Court Opinion

ID: 9746321
Source: CourtListenerOpinion
Date Created: 2023-08-27 14:12:10.884964+00
Date Added: 2024-06-11T07:25:12.160971
License: Public Domain

*256LARSEN, Justice,
concurring.
I agree with Justice Hutchinson that there is no need to redefine the law of property in Pennsylvania to' declare a purchaser of property an “equitable owner” who is entitled to notice as an “owner” under tíie second class city code. 53 P.S. § 25094. It suffices to state that appellee, as purchaser of property at a tax sale awaiting expiration of the redemption period, had a substantial, legally protected property interest in the demolished property sufficient to entitle him, under the due process clause, to notice reasonably calculated to apprise him of the pending demolition. Mennonite Board of Missions v. Adams, 462, U.S. 791, 103 S.Ct. 2706, 77 L.Ed.2d 180 (1983); First Pennsylvania Bank v. Lancaster County Tax Claim Bureau, 504 Pa. 179, 470 A.2d 938 (1983); Tracy v. County of Chester Tax Claim Bureau, 507 Pa. 288, 489 A.2d 1334 (1985).
I further agree with Justice Hutchinson and the majority that the notice of demolition given in this case was not, under the circumstances, reasonably calculated to apprise interested parties of the pendancy of the action. When one branch or bureau of the city sells tax delinquent property to a purchaser, and another branch or bureau of the city demolishes that property some fourteen months after the sale without actual notice to that purchaser, it cannot be said that the city has taken reasonable steps calculated to apprise that purchaser, whose identity is readily ascertainable, of the demolition. The left hand should know what the right hand does.
The demolition without actual notice to appellee is particularly onerous in the instant case because, as Judge Craig observes in his opinion for the Commonwealth Court, appellee was the record owner of the demolished property as of October 27, 1978. On that date, some three weeks prior to initiation of the demolition, the city treasurer issued a deed for the property to appellee and recorded it in the Treasurer’s Deed Book, following expiration of the redemption period.

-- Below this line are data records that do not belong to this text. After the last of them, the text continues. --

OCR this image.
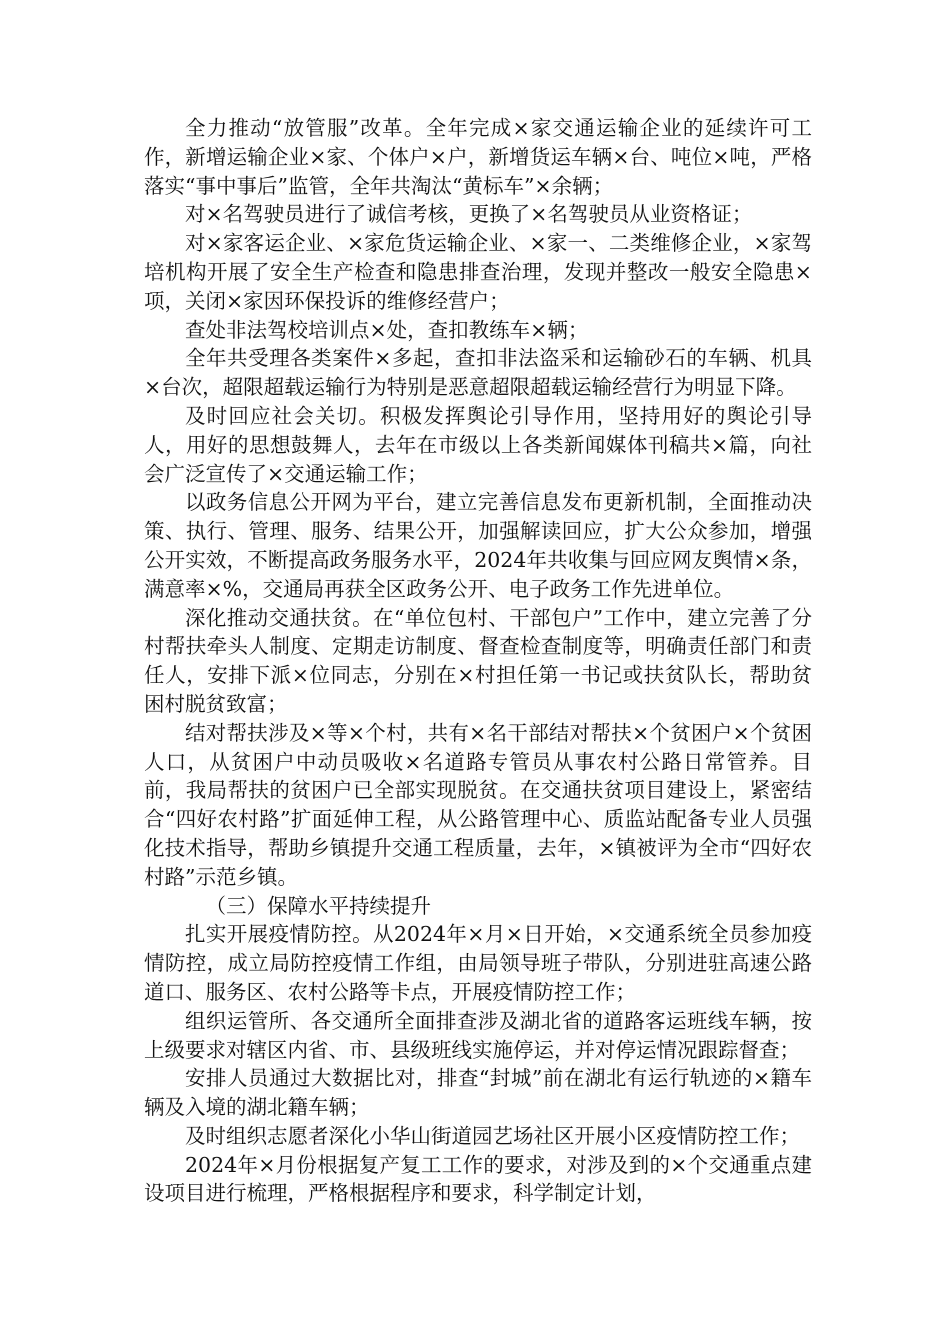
全力推动“放管服”改革。全年完成×家交通运输企业的延续许可工作，新增运输企业×家、个体户×户，新增货运车辆×台、吨位×吨，严格落实“事中事后”监管，全年共淘汰“黄标车”×余辆；

对×名驾驶员进行了诚信考核，更换了×名驾驶员从业资格证；

对×家客运企业、×家危货运输企业、×家一、二类维修企业，×家驾培机构开展了安全生产检查和隐患排查治理，发现并整改一般安全隐患×项，关闭×家因环保投诉的维修经营户；

查处非法驾校培训点×处，查扣教练车×辆；

全年共受理各类案件×多起，查扣非法盗采和运输砂石的车辆、机具×台次，超限超载运输行为特别是恶意超限超载运输经营行为明显下降。

及时回应社会关切。积极发挥舆论引导作用，坚持用好的舆论引导人，用好的思想鼓舞人，去年在市级以上各类新闻媒体刊稿共×篇，向社会广泛宣传了×交通运输工作；

以政务信息公开网为平台，建立完善信息发布更新机制，全面推动决策、执行、管理、服务、结果公开，加强解读回应，扩大公众参加，增强公开实效，不断提高政务服务水平，2024年共收集与回应网友舆情×条，满意率×%，交通局再获全区政务公开、电子政务工作先进单位。

深化推动交通扶贫。在“单位包村、干部包户”工作中，建立完善了分村帮扶牵头人制度、定期走访制度、督查检查制度等，明确责任部门和责任人，安排下派×位同志，分别在×村担任第一书记或扶贫队长，帮助贫困村脱贫致富；

结对帮扶涉及×等×个村，共有×名干部结对帮扶×个贫困户×个贫困人口，从贫困户中动员吸收×名道路专管员从事农村公路日常管养。目前，我局帮扶的贫困户已全部实现脱贫。在交通扶贫项目建设上，紧密结合“四好农村路”扩面延伸工程，从公路管理中心、质监站配备专业人员强化技术指导，帮助乡镇提升交通工程质量，去年，×镇被评为全市“四好农村路”示范乡镇。

（三）保障水平持续提升

扎实开展疫情防控。从2024年×月×日开始，×交通系统全员参加疫情防控，成立局防控疫情工作组，由局领导班子带队，分别进驻高速公路道口、服务区、农村公路等卡点，开展疫情防控工作；

组织运管所、各交通所全面排查涉及湖北省的道路客运班线车辆，按上级要求对辖区内省、市、县级班线实施停运，并对停运情况跟踪督查；

安排人员通过大数据比对，排查“封城”前在湖北有运行轨迹的×籍车辆及入境的湖北籍车辆；

及时组织志愿者深化小华山街道园艺场社区开展小区疫情防控工作；

2024年×月份根据复产复工工作的要求，对涉及到的×个交通重点建设项目进行梳理，严格根据程序和要求，科学制定计划，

A simple check of the recorded deeds on the eve of *257demolition would have shown appellee to be the record owner.
Chief Justice Nix believes that the Court’s decision today “has gratuitously engrafted a further impediment” upon a legitimate government function. However, I cannot subscribe to the theory that the rather minimal additional steps required today (by the due process clause) “places an unreasonable requirement upon municipal government in the discharge of vital service,” for it is equally vital that government take care not to unnecessarily and unfairly infringe upon one’s constitutional right to own and enjoy property, particularly where the infringement means total destruction of that property.
On the issue of pre-judgment delay damages under Pa.R. Civ.Pro. Rule 238, I find it unnecessary to rule on the constitutionality of Section 333 (the preamble) of the Political Subdivision Tort Claims Act, (Act of October 5, 1980, P.L. 693, No. 142), preamble to 42 Pa.C.S.A. § 8541-64, Subchapter C. (The majority declares section 333 an unconstitutional infringement upon this Court’s rule making powers.) Instead, I would adopt Judge Craig’s reasoning that delay damages do not constitute interest on the award but are, rather, an actual component of the plaintiff’s entitlement designed to make plaintiff whole. As we stated in Laudenberger v. Port Authority of Allegheny County, 496 Pa. 52, 66, 436 A.2d 147, 154-55 (1981), appeal dismissed sub nom. Bucheit v. Laudenberger, 456 U.S. 940, 102 S.Ct. 2002, 72 L.Ed.2d 462 (1982):
Although the award for delay of time may be “in the nature of interest,” in reality, it is merely an extension of the compensatory damages necessary to make a plaintiff whole. Damages have been defined as “the sum of money which the law awards or imposes as pecuniary compensation, recompense, or satisfaction for an injury done or a wrong sustained as a consequence either of a breach of a contractual obligation or a tortious act.” 22 Am.Jur.2d, Damages § 1.
*258Accordingly, I agree with the Commonwealth Court’s interpretation that the cited preamble, section 333, which prohibits the award of interest, does not preclude the award of delay damages under Rule 238.
For the foregoing reasons, I join the majority’s affirmance of the order of the Commonwealth Court.